If your business has provided any benefits to your employees, you may be liable for fringe benefits tax (FBT). This includes benefits to current, prospective and former employees, as well as their associates. It’s important to keep in mind that this applies no matter what structure your business has – sole trader, partnership, trustee, corporation, unincorporated association, etc. If a benefit was provided in respect of employment, then it may be a taxable fringe benefit.
Although the Australian income tax year runs from 1 July to 30 June, the FBT year is different, running from 1 April to 31 March the following year – so now is the time to consider your business’s FBT obligations and organise your records for the year 1 April 2020 to 31 March 2021.
TIP: Business FBT returns and payments are generally due by 21 May if you lodge yourself, or by 25 June if we lodge electronically as your registered tax agent.

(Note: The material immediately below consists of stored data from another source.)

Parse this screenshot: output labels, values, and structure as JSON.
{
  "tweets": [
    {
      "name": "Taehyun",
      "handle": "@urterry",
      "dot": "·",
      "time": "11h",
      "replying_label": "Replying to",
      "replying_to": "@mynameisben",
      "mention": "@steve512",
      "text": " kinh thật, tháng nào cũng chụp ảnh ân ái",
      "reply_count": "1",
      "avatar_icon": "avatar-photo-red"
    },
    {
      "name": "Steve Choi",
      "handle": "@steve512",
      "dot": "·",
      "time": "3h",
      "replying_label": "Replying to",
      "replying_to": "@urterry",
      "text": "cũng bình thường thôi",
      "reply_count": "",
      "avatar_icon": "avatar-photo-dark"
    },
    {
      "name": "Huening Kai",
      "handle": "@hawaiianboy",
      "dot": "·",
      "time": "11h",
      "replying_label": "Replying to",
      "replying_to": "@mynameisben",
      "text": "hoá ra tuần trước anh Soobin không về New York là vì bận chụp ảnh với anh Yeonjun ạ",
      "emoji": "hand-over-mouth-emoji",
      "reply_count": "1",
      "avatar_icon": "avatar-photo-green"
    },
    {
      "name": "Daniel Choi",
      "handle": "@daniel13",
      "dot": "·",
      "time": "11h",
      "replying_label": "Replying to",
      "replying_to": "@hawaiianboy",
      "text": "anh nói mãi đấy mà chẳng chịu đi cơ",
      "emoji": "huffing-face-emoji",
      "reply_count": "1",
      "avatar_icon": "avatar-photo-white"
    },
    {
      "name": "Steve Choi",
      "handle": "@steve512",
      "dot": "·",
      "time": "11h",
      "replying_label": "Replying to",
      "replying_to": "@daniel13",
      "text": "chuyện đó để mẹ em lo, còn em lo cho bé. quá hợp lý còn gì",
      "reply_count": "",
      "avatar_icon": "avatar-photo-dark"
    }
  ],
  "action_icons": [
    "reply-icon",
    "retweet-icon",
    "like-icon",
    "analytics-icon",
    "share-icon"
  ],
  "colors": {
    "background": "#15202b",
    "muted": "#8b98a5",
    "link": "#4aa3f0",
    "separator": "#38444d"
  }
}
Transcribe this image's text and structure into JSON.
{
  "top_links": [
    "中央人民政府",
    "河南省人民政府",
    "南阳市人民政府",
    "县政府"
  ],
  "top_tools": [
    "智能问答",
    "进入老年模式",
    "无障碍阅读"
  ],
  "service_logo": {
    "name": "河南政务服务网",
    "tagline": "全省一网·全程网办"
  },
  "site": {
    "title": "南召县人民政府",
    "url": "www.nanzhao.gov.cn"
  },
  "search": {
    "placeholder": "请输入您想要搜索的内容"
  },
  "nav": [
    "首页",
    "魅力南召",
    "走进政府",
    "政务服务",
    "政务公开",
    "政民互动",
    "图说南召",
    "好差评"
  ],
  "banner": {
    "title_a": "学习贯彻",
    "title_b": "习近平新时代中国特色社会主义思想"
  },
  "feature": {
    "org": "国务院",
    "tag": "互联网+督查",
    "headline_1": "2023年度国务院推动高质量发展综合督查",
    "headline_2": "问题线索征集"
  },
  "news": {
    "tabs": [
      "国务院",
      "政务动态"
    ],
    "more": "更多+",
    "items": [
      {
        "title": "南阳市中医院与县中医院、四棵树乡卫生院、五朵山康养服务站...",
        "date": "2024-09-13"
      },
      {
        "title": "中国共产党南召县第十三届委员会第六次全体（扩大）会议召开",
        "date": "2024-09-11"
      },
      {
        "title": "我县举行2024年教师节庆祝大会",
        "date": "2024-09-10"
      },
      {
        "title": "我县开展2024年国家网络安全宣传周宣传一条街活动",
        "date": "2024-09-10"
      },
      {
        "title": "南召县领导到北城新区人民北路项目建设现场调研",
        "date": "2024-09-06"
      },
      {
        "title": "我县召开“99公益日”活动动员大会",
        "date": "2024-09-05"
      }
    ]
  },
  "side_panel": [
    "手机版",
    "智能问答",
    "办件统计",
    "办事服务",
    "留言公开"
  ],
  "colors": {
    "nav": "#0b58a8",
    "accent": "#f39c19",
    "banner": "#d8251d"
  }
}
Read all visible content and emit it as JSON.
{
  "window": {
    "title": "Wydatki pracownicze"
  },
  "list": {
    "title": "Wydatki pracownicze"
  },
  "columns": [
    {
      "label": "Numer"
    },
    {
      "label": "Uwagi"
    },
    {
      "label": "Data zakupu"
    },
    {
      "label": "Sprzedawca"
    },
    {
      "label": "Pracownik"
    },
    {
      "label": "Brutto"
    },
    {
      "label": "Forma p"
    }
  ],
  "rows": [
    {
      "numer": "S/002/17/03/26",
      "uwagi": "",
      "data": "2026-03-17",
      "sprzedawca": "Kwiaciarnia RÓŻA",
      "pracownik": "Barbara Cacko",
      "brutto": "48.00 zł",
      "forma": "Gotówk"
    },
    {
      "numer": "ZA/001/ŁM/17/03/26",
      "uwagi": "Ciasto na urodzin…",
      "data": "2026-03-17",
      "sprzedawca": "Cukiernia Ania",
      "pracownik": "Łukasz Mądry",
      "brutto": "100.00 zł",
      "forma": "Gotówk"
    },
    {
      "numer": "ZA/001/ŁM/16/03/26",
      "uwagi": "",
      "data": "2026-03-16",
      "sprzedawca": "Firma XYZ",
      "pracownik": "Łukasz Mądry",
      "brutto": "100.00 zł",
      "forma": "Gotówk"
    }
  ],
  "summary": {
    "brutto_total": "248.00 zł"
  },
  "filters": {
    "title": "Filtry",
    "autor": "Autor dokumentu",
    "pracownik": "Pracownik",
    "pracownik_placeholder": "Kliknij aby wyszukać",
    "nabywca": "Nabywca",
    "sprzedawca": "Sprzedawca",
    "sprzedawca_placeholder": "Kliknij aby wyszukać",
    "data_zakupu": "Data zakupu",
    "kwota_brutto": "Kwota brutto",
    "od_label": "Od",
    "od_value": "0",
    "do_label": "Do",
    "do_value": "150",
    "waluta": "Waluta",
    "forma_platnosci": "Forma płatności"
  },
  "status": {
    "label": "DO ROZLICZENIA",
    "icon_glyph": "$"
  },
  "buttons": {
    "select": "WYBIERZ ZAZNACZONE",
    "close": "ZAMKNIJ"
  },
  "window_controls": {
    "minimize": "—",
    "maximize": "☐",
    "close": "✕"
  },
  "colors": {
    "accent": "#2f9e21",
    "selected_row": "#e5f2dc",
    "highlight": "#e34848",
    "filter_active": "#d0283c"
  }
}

In total, there are 13 different types of taxable fringe benefits, each with its own specific valuation rules. The FBT tax rate of 47% may seem fearsome, but there are ways to reduce the amount of FBT your business may have to pay where a benefit has been provided.
One of the simplest ways to reduce the amount of your business’s FBT liability is for your employees to make payments towards the cost of providing the fringe benefit. This is known as an employee contribution, and certain conditions still apply.
Your business can also take advantage of various exemptions and concessions to reduce FBT liability, but you’ll need to keep specific and careful records, including employee declarations and invoices and receipts. As a general rule, you should keep these documents for at least five years after the relevant FBT return is lodged.